173% jump in arrests for turnstile jumping under Eric Adams—feeling safe?
In the second quarter of 2021, 190 people were arrested for “fare evasion.” In the interest of reviving broken windows theory from the 1980s, Mayor Eric Adams flooded the trains with cops and in the second quarter of 2022, there were 518 arrests for jumping the turnstile.
“We can no longer ignore quality-of-life issues,” Adams said. “I am again where Bratton was.” Despite this investment in tougher policing of the city’s main arteries, every violent crime but murder has spiked.

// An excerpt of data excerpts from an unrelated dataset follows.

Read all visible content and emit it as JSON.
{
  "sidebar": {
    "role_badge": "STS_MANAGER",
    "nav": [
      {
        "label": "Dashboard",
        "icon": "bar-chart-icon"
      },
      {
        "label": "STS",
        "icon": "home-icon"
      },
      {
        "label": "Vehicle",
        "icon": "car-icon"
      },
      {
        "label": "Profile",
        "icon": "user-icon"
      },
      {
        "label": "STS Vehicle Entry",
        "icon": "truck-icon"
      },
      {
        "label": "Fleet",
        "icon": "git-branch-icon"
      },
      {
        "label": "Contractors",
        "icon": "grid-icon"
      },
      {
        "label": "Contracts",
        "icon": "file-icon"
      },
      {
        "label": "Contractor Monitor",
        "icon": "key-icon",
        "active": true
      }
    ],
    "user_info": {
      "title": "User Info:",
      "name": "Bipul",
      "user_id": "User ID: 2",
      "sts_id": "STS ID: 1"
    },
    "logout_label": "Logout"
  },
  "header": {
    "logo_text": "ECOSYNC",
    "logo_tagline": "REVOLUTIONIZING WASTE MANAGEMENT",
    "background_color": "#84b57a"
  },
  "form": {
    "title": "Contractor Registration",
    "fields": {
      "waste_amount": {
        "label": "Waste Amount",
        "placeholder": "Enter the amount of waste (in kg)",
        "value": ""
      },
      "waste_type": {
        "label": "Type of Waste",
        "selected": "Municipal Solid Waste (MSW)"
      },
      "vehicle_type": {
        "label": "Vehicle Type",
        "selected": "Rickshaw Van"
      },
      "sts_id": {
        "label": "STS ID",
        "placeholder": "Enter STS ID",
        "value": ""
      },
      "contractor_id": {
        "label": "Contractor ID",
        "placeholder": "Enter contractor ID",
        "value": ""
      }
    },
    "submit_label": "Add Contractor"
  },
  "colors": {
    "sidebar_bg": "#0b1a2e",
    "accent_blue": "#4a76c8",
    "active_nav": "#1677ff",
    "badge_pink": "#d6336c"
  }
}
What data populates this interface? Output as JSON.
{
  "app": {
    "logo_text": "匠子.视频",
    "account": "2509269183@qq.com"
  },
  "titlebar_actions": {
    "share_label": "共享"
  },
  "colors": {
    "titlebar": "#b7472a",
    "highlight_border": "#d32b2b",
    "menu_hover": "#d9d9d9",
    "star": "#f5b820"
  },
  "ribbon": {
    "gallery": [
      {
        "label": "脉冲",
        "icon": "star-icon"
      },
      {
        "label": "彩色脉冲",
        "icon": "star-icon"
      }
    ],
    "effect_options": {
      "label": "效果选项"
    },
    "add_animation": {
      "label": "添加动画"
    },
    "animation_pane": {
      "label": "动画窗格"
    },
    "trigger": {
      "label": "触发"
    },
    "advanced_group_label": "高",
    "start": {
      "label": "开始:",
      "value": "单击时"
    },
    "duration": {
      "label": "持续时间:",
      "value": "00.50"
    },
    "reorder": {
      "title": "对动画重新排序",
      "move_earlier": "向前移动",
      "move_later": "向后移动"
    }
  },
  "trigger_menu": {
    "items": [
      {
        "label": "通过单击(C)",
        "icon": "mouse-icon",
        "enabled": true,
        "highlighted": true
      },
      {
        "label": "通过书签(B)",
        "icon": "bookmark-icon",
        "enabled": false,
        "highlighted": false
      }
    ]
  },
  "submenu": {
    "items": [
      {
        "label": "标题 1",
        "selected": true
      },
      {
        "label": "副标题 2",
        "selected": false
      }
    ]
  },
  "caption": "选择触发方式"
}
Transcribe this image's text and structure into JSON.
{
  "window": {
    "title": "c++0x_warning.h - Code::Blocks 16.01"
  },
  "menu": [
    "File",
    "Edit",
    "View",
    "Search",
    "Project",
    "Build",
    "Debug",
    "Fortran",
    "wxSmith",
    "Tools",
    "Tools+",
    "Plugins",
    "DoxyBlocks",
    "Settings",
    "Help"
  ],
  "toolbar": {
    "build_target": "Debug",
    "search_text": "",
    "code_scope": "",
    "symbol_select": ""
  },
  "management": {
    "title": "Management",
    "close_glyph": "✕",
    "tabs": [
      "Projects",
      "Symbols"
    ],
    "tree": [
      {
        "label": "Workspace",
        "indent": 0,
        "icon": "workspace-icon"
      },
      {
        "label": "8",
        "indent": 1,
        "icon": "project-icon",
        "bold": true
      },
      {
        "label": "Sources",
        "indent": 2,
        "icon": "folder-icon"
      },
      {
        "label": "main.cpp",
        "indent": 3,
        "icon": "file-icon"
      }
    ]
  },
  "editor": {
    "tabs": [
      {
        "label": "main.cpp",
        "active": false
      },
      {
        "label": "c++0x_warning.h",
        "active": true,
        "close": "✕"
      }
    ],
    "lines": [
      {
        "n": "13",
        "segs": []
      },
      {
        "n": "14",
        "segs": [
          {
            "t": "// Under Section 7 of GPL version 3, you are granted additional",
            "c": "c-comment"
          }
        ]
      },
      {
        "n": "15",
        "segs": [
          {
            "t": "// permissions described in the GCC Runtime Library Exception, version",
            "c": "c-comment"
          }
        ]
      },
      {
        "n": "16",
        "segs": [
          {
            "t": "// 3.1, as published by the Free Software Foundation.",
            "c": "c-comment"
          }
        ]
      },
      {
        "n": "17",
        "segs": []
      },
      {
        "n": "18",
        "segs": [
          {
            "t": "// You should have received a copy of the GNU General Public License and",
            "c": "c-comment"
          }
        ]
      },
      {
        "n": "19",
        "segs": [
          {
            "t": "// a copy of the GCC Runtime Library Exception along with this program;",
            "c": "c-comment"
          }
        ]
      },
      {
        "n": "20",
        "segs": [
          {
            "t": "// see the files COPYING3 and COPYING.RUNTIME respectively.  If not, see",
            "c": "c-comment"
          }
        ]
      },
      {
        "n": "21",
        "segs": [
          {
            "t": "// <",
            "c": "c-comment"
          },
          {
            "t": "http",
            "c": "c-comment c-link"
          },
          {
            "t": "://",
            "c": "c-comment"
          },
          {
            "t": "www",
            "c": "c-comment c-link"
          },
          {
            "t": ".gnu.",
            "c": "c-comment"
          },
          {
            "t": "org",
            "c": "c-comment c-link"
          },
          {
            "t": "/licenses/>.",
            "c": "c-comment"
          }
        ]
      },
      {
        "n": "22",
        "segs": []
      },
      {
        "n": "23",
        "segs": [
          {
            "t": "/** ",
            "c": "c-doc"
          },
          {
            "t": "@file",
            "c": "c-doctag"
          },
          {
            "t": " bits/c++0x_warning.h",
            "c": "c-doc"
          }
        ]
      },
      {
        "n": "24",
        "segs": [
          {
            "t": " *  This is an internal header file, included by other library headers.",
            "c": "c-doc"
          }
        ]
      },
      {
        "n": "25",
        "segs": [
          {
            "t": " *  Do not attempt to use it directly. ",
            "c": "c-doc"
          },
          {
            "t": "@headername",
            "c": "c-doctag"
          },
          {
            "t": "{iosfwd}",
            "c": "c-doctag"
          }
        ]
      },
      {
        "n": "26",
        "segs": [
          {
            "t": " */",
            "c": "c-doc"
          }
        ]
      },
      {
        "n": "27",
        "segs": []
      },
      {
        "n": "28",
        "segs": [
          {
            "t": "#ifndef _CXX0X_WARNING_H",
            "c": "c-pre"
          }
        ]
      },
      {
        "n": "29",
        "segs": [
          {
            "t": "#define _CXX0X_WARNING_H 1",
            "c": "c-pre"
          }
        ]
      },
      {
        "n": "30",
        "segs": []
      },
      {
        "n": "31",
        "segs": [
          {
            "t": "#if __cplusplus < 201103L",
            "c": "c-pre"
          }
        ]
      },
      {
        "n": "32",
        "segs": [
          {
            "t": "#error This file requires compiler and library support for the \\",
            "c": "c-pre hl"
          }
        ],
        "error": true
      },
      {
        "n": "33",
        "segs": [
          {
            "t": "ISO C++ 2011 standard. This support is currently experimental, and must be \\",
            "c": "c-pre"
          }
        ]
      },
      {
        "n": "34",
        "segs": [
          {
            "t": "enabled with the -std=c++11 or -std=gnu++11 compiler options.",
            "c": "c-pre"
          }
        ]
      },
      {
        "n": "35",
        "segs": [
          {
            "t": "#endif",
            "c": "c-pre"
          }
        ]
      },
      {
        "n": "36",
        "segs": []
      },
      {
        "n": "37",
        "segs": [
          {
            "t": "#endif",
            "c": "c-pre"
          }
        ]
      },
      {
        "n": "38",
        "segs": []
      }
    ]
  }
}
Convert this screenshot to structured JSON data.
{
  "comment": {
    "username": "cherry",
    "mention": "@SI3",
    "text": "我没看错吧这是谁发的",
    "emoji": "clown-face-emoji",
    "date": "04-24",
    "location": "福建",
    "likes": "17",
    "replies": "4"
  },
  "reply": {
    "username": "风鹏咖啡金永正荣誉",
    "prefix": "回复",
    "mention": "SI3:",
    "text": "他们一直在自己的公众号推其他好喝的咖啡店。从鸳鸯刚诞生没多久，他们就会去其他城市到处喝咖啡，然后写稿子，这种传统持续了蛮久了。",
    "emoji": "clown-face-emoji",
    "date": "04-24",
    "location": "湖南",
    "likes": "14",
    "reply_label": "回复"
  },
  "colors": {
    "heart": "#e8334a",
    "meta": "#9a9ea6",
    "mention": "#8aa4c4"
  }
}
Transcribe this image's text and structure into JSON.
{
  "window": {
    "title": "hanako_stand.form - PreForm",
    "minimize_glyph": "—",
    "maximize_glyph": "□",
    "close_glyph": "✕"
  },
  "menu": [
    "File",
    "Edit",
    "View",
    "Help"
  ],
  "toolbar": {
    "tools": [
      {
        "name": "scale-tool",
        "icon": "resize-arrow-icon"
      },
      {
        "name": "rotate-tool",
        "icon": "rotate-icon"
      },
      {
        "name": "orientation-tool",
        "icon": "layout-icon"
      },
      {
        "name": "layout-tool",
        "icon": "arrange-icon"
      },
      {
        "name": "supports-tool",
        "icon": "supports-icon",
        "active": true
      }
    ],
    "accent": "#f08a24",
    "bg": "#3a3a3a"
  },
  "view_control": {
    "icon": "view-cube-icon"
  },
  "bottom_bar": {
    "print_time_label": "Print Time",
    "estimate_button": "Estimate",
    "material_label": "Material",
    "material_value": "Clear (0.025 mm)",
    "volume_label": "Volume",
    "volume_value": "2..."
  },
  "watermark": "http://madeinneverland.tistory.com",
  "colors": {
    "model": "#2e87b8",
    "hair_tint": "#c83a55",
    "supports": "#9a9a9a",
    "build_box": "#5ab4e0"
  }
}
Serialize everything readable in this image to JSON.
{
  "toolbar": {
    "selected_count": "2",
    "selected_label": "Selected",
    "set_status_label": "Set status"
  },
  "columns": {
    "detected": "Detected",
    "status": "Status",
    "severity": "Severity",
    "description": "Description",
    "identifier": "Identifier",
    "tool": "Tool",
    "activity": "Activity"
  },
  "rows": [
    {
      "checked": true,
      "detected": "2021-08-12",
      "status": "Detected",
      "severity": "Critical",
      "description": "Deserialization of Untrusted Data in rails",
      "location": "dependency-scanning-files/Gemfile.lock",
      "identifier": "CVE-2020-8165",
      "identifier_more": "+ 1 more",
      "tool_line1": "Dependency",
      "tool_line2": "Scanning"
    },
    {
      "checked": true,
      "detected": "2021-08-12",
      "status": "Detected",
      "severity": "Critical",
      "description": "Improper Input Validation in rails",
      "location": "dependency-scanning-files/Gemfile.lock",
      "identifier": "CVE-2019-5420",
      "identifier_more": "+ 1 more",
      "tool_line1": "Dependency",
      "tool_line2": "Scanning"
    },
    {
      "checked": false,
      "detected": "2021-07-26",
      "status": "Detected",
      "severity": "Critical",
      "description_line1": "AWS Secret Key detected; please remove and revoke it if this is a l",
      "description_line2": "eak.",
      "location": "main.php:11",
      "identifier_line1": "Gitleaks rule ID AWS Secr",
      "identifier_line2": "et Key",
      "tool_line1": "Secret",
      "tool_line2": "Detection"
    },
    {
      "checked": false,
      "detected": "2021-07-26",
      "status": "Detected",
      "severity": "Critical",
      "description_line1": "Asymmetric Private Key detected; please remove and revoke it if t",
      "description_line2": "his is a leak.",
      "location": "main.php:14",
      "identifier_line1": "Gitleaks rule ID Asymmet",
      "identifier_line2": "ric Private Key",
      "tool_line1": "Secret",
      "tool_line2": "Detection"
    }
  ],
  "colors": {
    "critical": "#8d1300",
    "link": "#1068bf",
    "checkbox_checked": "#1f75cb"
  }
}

This is what all those “crazy!” police defunders and prison abolitionists are going on and on about. “Crime” is defined in a way that favors wealthy interests and powerful people. As Alec Karakatsanis wrote in 2020:
The concept of “crime” is constructed by people who have power. Throughout history, powerful people have defined “crime” in ways that benefit wealthy people and white people. For example, cocaine, marijuana, and opium were made illegal to target specific racial minorities. And even within categories of acts that are classified as “crimes,” powerful people decide where to look for those acts, when to look for them, and which ones to ignore and which to document.
For example, Andrew Cuomo never faced criminal charges for killing old people in nursing homes and trying to cover it up. And his mismanagement of MTA during his years-long pissing match with Bill de Blasio arguably ruined the trains way more than teenagers looking to get out of paying a few bucks (not to mention people who don’t have the money to).